The sale revenue in the second quarter of this year touched $161 million, representing a 19 per cent on-year, assisted by increased revenue from sales of Prime Group Joint Stock Company, the leading ceramic tiles brand in Vietnam.
SCG in December 2012 spent $240 million acquiring an 85 per cent stake in Prime, which currently has capacity of 75 million square metres of tiles per year and holds a 20 per cent market share of the domestic brick sector.
In this year’s first quarter, SCG Vietnam earned revenue of $133 million, astoundingly up 76 per cent on-year.
In this year’s first six months, SCG in Vietnam owned $604 million worth of total asset, up 3 per cent on-year.

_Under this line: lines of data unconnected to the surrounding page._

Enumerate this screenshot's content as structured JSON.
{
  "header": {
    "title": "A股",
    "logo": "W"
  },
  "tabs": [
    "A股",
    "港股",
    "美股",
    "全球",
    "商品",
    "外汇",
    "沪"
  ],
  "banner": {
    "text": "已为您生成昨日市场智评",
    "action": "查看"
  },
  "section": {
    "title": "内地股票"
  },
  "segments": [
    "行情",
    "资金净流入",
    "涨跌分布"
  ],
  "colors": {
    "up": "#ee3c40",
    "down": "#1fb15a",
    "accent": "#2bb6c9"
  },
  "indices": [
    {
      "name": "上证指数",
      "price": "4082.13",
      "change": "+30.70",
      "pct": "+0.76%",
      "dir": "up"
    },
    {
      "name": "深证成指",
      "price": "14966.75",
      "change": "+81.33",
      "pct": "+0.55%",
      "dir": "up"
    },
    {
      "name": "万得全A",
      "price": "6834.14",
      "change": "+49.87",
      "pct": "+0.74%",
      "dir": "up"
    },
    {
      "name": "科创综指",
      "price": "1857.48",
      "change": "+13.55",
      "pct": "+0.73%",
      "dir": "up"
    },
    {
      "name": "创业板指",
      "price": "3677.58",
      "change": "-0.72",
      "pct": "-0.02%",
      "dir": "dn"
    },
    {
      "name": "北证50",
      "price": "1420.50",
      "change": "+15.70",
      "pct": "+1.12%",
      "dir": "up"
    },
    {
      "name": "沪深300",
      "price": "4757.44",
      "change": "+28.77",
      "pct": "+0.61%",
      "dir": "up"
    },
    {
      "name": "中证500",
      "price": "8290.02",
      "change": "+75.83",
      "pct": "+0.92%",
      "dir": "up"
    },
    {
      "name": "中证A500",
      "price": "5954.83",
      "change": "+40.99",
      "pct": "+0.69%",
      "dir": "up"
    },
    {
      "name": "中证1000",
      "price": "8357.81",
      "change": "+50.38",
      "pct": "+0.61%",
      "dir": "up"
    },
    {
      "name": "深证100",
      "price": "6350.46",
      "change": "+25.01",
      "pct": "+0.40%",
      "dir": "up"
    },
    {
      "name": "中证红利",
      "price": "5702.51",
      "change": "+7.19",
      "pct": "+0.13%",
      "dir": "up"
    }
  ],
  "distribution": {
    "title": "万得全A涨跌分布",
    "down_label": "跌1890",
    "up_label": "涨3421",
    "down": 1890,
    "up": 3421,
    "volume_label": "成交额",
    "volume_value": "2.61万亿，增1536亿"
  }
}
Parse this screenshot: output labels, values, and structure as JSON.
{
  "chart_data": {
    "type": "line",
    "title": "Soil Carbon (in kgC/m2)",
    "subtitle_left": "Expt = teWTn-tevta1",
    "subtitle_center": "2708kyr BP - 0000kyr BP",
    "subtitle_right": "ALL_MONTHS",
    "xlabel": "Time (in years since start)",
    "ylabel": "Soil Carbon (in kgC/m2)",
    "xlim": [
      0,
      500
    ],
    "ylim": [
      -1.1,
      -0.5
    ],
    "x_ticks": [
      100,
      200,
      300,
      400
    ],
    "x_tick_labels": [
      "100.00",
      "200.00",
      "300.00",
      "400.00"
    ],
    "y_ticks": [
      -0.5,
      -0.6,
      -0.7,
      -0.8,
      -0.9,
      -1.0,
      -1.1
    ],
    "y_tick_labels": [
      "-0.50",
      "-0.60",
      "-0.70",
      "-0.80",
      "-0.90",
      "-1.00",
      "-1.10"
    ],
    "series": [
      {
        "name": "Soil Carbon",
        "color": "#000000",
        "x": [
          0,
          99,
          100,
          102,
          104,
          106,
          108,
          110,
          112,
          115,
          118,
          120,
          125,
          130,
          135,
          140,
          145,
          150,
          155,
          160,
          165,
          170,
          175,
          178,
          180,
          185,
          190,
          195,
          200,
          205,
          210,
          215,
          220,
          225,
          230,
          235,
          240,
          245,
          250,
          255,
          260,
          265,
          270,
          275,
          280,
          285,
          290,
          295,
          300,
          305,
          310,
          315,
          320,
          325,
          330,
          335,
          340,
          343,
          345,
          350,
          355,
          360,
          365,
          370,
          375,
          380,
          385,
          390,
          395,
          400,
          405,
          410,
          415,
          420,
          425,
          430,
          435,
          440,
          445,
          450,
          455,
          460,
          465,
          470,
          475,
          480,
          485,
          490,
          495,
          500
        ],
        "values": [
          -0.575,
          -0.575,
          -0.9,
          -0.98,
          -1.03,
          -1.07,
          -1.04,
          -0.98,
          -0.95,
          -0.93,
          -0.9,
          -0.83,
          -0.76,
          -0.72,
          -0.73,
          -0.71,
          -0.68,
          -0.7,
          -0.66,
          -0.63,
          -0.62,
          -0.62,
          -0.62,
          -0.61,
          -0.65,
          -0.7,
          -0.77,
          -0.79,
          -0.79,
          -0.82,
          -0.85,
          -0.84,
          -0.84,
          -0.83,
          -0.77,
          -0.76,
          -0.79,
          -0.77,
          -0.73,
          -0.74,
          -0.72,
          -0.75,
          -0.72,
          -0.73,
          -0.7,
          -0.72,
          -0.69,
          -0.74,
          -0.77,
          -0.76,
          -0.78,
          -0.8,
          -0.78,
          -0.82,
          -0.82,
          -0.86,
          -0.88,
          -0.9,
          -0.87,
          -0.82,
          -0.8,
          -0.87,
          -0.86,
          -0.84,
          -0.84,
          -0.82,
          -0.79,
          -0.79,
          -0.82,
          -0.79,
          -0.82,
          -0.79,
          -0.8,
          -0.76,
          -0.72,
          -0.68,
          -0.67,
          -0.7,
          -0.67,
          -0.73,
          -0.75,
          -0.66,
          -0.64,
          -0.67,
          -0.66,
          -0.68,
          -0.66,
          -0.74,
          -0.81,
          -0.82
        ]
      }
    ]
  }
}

“SCG remains confident that the economy of Vietnam and ASEAN will continue to sustain its long-term growth. Coupled with the expected stronger exportation, and increased consumer and business confidence, we should be able to see a good turn-around in the economy,” said SCG president and chief executive officer Kan Trakulhoon.
This year, SCG will market many new products and technologies in Vietnam like SCG concrete roof tile and fibre-cement board, COTTO bathroom products and COTTO Italia ceramics.
Anuvat Chalermchai, brand director of SCG Cement-Building Materials – one of SCG’s major operations, told VIR that SCG was seeking any possible merger and acquisition opportunities toward further expanding its sustainable business in Vietnam to become a sustainable business leader in ASEAN in 2015.
Meanwhile, Trakulhoon said SCG would continuously expand business and make a further movement on its projects in Vietnam, including the $4.5 billion chemical complex in Ba Ria-Vung Tau province.